Is it costing you money to be VAT registered?
Flat Rate VAT Scheme rules have changed
If you are charging VAT when you don’t need to:
- Is this putting your business at a competitive DISADVANTAGE
- Is it costing you money
- Is it causing unnecessary administration
The VAT flat rate scheme (FRS) was set up as an incentive provided by the Government to help small businesses. When it was established many years ago it was intended to help by simplifying VAT. Up to 01 April 2017 FRS was recommended to help most small businesses.
What changed? In April 2017 an additional higher flat rate was applied to businesses in ANY sector if they have “limited costs”. It is unlikely that most small business, particularly service businesses, will benefit from FRS any longer.
- If your competitors are not charging VAT then they can charge 20% less than you and put you at a competitive disadvantage (where your customers are not VAT registered).
- If you are working though a medical agency that won’t pay VAT then it is costing you a lot of money. Or maybe it is causing you to lose out on contracts.
- If your VAT turnover (broadly your businesses VATABLE income) is less than £85,000 (currently) you don’t NEED to be VAT registered.
Up until April 2017 most small businesses were advised to register for VAT and use the VAT Flat rate Scheme (FRS). Due to the change in legislation you should at least have been advised to reconsider this. This applies to contract workers as well as general businesses.
See the examples below to understand how you could be losing out.
What is the FRS and how does it work
The amount of VAT a business pays or claims backs from HM Revenue and Customs (HMRC) is usually the difference between VAT charged by the business to customers and the VAT the business pays on their own purchases.
FRS is an incentive provided by the Government to help simplify taxes and up to 01 April 2017 was recommended to help most small businesses. Using FRS your business / company will still charge VAT on your invoices at the appropriate rate, normally 20% but only pay VAT over to HM Revenue and Customs at a lower rate.
Key points about FRS:
- You pay a fixed rate of VAT to HMRC depending on your trade
- You keep the difference between what you charge your customers and pay to HMRC
- You can’t reclaim the VAT on your purchases – except for certain capital assets over £2,000
- To join the scheme your VAT turnover must be £150,000 or less (excluding VAT), and you must apply to HMRC
The rate your business pays varies depending on your profession or trade. Up until 01 April 2017 this was particularly advantageous for most businesses as for example a “general” business paid over VAT at a rate of 12% (but there are specific rates for each trade.) In addition the rate in the first year of VAT registration is reduced by 1%.
Some example VAT Flat Rates include:
- Advertising 11%
- Architect, civil and structural engineer or surveyor 14.5%
- Computer and IT consultancy or data processing 14.5%
- Transport including couriers and freight 10 %
The change made as of 01 April 2017 was to introduce an additional flat rate of 16.5% which applies to businesses in ANY sector if they have “limited costs”. A limited cost business is one where the cost of goods is below 2% of turnover or below £1,000 each year. The “cost of goods” excludes services and travel etc. So it is unlikely that many smaller businesses, including most small service business, will be eligible for the lower rate any more.
And this is how FRS works.
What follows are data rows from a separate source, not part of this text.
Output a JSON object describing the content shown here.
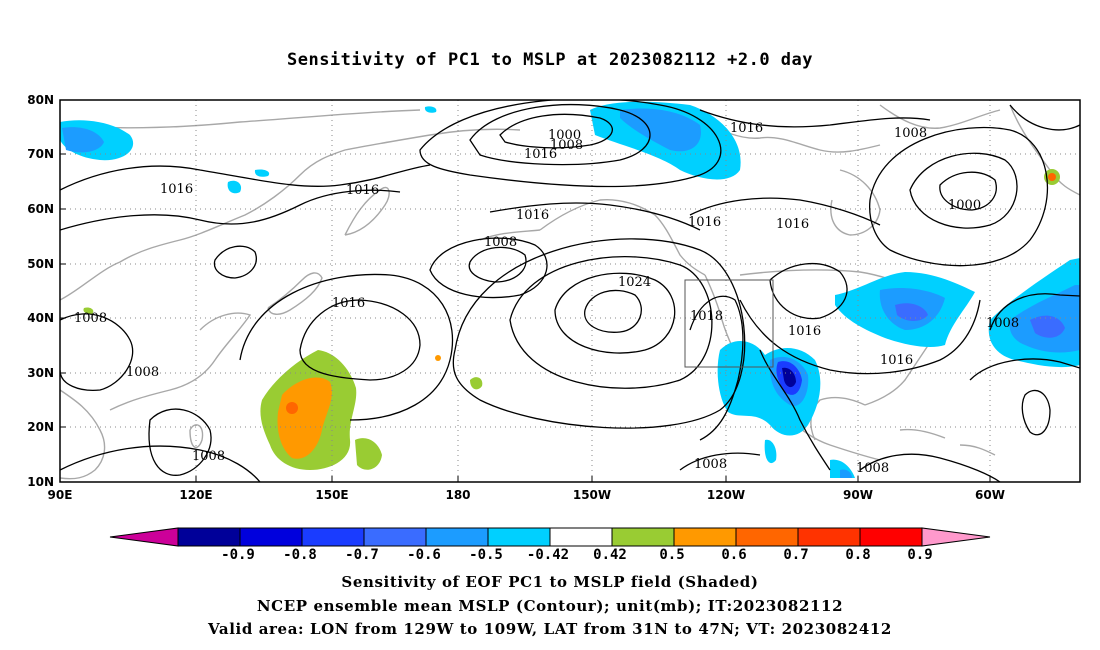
{
  "title": "Sensitivity of PC1 to MSLP at 2023082112 +2.0 day",
  "lat_labels": [
    "80N",
    "70N",
    "60N",
    "50N",
    "40N",
    "30N",
    "20N",
    "10N"
  ],
  "lon_labels": [
    "90E",
    "120E",
    "150E",
    "180",
    "150W",
    "120W",
    "90W",
    "60W"
  ],
  "contour_labels": {
    "l1016_a": "1016",
    "l1000_a": "1000",
    "l1008_a": "1008",
    "l1016_b": "1016",
    "l1016_c": "1016",
    "l1008_b": "1008",
    "l1016_d": "1016",
    "l1016_e": "1016",
    "l1008_c": "1008",
    "l1008_d": "1008",
    "l1016_f": "1016",
    "l1016_g": "1016",
    "l1008_e": "1008",
    "l1024": "1024",
    "l1018": "1018",
    "l1016_h": "1016",
    "l1016_i": "1016",
    "l1008_f": "1008",
    "l1008_g": "1008",
    "l1000_b": "1000",
    "l1008_h": "1008",
    "l1008_i": "1008"
  },
  "colorbar": {
    "labels": [
      "-0.9",
      "-0.8",
      "-0.7",
      "-0.6",
      "-0.5",
      "-0.42",
      "0.42",
      "0.5",
      "0.6",
      "0.7",
      "0.8",
      "0.9"
    ],
    "colors": [
      "#000099",
      "#0000dd",
      "#1a3cff",
      "#3a6cff",
      "#1c9cff",
      "#00d0ff",
      "#ffffff",
      "#99cc33",
      "#ff9900",
      "#ff6600",
      "#ff3300",
      "#ff0000"
    ],
    "low_end_color": "#cc0099",
    "high_end_color": "#ff99cc"
  },
  "caption": {
    "line1": "Sensitivity of EOF PC1 to MSLP field (Shaded)",
    "line2": "NCEP ensemble mean MSLP (Contour); unit(mb); IT:2023082112",
    "line3": "Valid area: LON from 129W to 109W, LAT from 31N to 47N; VT: 2023082412"
  }
}
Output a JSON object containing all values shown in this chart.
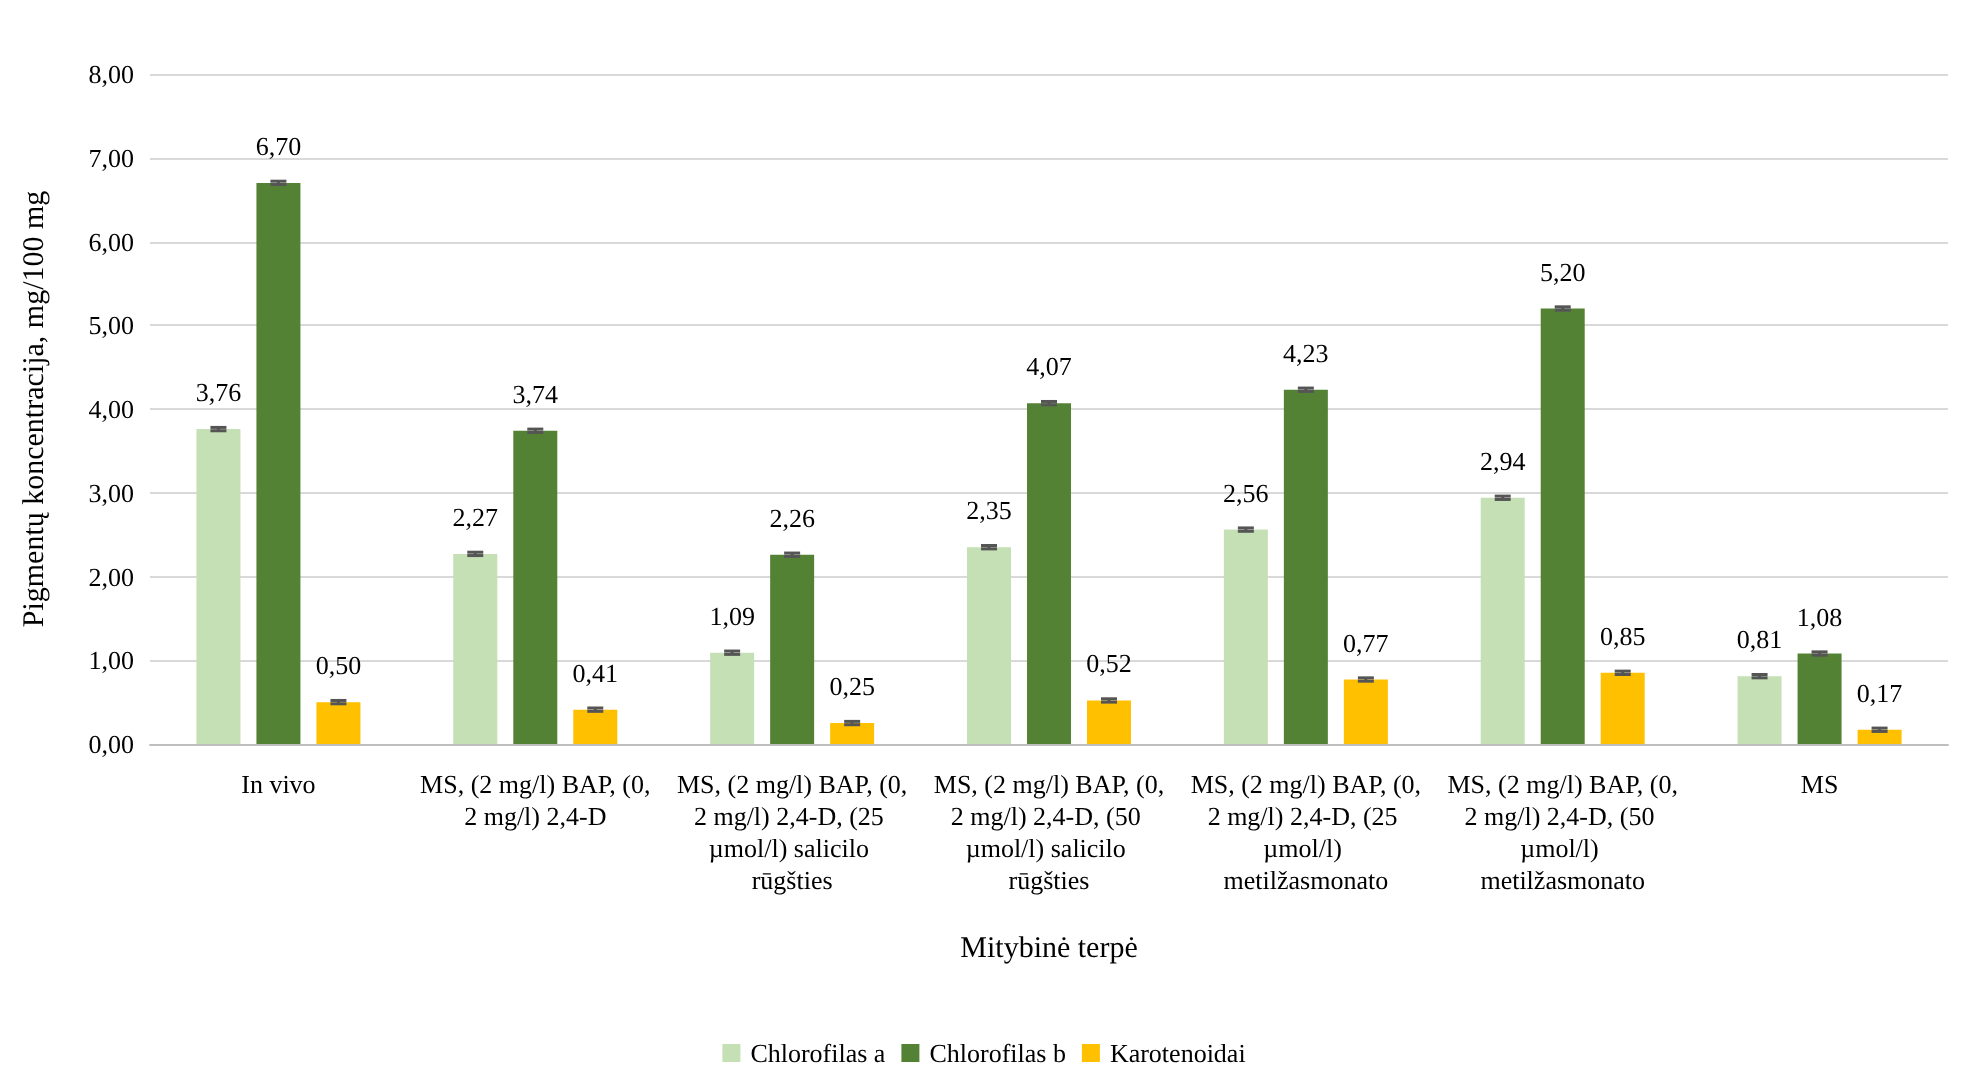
{
  "chart_data": {
    "type": "bar",
    "xlabel": "Mitybinė terpė",
    "ylabel": "Pigmentų koncentracija, mg/100 mg",
    "categories": [
      "In vivo",
      "MS, (2 mg/l) BAP, (0,2 mg/l) 2,4-D",
      "MS, (2 mg/l) BAP, (0,2 mg/l) 2,4-D, (25 µmol/l) salicilo rūgšties",
      "MS, (2 mg/l) BAP, (0,2 mg/l) 2,4-D, (50 µmol/l) salicilo rūgšties",
      "MS, (2 mg/l) BAP, (0,2 mg/l) 2,4-D, (25 µmol/l) metilžasmonato",
      "MS, (2 mg/l) BAP, (0,2 mg/l) 2,4-D, (50 µmol/l) metilžasmonato",
      "MS"
    ],
    "series": [
      {
        "name": "Chlorofilas a",
        "color": "#c5e0b4",
        "values": [
          3.76,
          2.27,
          1.09,
          2.35,
          2.56,
          2.94,
          0.81
        ],
        "value_labels": [
          "3,76",
          "2,27",
          "1,09",
          "2,35",
          "2,56",
          "2,94",
          "0,81"
        ],
        "errors": [
          0.02,
          0.02,
          0.02,
          0.02,
          0.02,
          0.02,
          0.02
        ]
      },
      {
        "name": "Chlorofilas b",
        "color": "#548235",
        "values": [
          6.7,
          3.74,
          2.26,
          4.07,
          4.23,
          5.2,
          1.08
        ],
        "value_labels": [
          "6,70",
          "3,74",
          "2,26",
          "4,07",
          "4,23",
          "5,20",
          "1,08"
        ],
        "errors": [
          0.02,
          0.02,
          0.02,
          0.02,
          0.02,
          0.02,
          0.02
        ]
      },
      {
        "name": "Karotenoidai",
        "color": "#ffc000",
        "values": [
          0.5,
          0.41,
          0.25,
          0.52,
          0.77,
          0.85,
          0.17
        ],
        "value_labels": [
          "0,50",
          "0,41",
          "0,25",
          "0,52",
          "0,77",
          "0,85",
          "0,17"
        ],
        "errors": [
          0.02,
          0.02,
          0.02,
          0.02,
          0.02,
          0.02,
          0.02
        ]
      }
    ],
    "ylim": [
      0,
      8
    ],
    "yticks": [
      {
        "value": 0,
        "label": "0,00"
      },
      {
        "value": 1,
        "label": "1,00"
      },
      {
        "value": 2,
        "label": "2,00"
      },
      {
        "value": 3,
        "label": "3,00"
      },
      {
        "value": 4,
        "label": "4,00"
      },
      {
        "value": 5,
        "label": "5,00"
      },
      {
        "value": 6,
        "label": "6,00"
      },
      {
        "value": 7,
        "label": "7,00"
      },
      {
        "value": 8,
        "label": "8,00"
      }
    ],
    "grid": "y",
    "legend": "bottom"
  }
}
Your business must still record your expenses, but you do NOT have to calculate VAT on expenses, as the VAT element is allowed for in the reduced flat rate VAT the business pays to HMRC. Also if your company purchases a capital asset for more than £2,000 you can additionally claim back the VAT on this.
Where appropriate the business will charge the standard VAT rate on your invoices, currently 20%. However rather than taking the VAT on every invoice and accounting for this quarterly, your company will only pay a single flat rate percentage on your turnover each quarter (including the VAT – see examples below).
Like standard VAT, the flat rate scheme still requires you to complete a quarterly VAT return form (online only).
If you are NOT a limited cost trader the VAT percentage you pay is considerably lower than that of the standard VAT rate you then keep the difference as additional income.
Examples:
Unless your business is NOT a limited cost trader, we would not generally recommend that your business registers for VAT if your turnover is below the registration threshold. If you do have costs that include VAT then consider registering for VAT but not on FRS.